Le ton est donc donné dès les premiers plans : Bond dépose des fleurs sur la tombe de sa femme puis se fait enlever par un Blofeld dans la continuité de celui d’Au service secret de sa Majesté (minerve et crâne d’œuf), désavouant du même coup Les Diamants sont éternels (et Charles Gray), ce dont personne ne devrait se plaindre. Sauf que la séquence tombe un peu à plat tant le Bond de Roger Moore est aux antipodes de celui de George Lazenby. La femme de Bond, c’est Tracy, interprétée par Diana Rigg, qui n’a pas eu d’autre incarnation dans la série. Et, comme Rigg n’a donné la réplique qu’à la seule incarnation de Bond par Lazenby, pour tous, l’association de Tracy à un autre interprète de 007 est difficile, voire impossible. Et surtout pas à un Roger Moore qui est dans un registre trop différent de celui de George Lazenby ; d’autant plus qu’il n’a jamais été confronté à Blofeld et au SPECTRE.
Donc, début mitigé, mais intention très voyante.

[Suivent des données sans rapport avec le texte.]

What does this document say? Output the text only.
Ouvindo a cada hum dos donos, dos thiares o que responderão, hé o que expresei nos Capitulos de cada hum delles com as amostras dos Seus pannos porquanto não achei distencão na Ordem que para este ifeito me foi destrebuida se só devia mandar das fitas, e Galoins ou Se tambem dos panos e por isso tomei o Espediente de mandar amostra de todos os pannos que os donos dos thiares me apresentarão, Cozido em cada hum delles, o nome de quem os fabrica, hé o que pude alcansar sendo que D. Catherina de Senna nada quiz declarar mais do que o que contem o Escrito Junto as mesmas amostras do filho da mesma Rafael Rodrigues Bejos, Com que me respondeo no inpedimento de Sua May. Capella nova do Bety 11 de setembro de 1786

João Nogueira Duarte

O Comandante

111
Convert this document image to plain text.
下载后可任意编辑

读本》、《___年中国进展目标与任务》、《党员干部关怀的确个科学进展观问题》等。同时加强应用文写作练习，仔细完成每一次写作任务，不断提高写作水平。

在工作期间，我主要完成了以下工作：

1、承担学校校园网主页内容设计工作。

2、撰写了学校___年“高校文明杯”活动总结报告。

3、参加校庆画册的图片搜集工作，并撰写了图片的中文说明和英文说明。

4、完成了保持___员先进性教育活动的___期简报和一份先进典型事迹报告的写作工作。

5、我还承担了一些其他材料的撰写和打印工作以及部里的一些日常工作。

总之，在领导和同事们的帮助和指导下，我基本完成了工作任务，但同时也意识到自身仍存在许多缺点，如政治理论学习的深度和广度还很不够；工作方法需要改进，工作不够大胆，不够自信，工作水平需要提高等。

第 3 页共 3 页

Et ça va continuer durant tout le film. On retrouve ainsi de nombreux éléments de scénario puisés dans les "James Bond" des années 1960. Le système ATAC rappelle évidement le Lektor de Bons Baisers de Russie, d'où vient aussi le dialogue de reconnaissance entre agents. La bagarre sous-marine nous ramène directement à Opération Tonnerre, la poursuite à ski & bobsleigh à Au service secret de Sa Majesté, qui ne présentait aucun gadget à l'instar de cette cuvée 1981. Comme dans Dr. No, Bond tue froidement un adversaire (Locke) et se fait courir après par les filles (l'horripilante Bibi) plutôt que le contraire. Ce qui n’est pas plus mal, vue la différence d’âge. Car, il faut bien le dire, les 54 ans de Roger Moore commencent à se faire sentir. Et ce n’est pas le look'81 qui aide à le rajeunir (avec le pantalon pattes d’eph' remonté jusqu’au nombril - on dirait Chirac). Et c'est la première fois depuis dix ans qu'on revoit l'espion fréquenter un casino, et encore plus longtemps (Goldfinger) qu'il traverse le labo anglais de Q.
L’histoire se rapproche là encore d’un ancien "Bond" (le deuxième) par son sérieux plus affirmé et l’utilisation des services secrets britanniques à leur insu pour détruire un ennemi qui n’en est pas un. Rien que pour vos yeux est d’ailleurs le seul "James Bond" avec Roger Moore qui aurait pu être interprété par Sean Connery sans que cela choque (comme Les Diamants son éternels est le seul de Connery qui aurait pu être interprété par Moore).
Le fait est que, ce sérieux, mâtiné toutefois de quelques traits d'humour (la poursuite en 2CV), permet de suivre cette aventure avec un intérêt certain. La poursuite dans la neige, l'escalade et l'attaque finale du monastère sont de vraies réussites. Les décors naturels ont leur charme, les créations de Peter Lamont, sans être exceptionnelles, sont dans l'esprit des décors traditionnels. En revanche, les costumes sont plutôt moches (c'est l'époque qui veut ça) et la musique de Bill Conti (Rocky) est sans intérêt, mais les comédiens sont bien choisis (Carole Bouquet, Julian Glover, Chaim Topol), et finalement le film est bon et bien rythmé. Pourtant, on oublie toujours qu'il existe.
Sans doute était-il trop sobre à une époque où le public avait finalement mieux accepté qu'on le croyait le clinquant et la surenchère de Moonraker, à laquelle la production reviendra pour le film suivant. Ou peut-être, tout simplement, qu'il lui manque le charme des films des années 1960.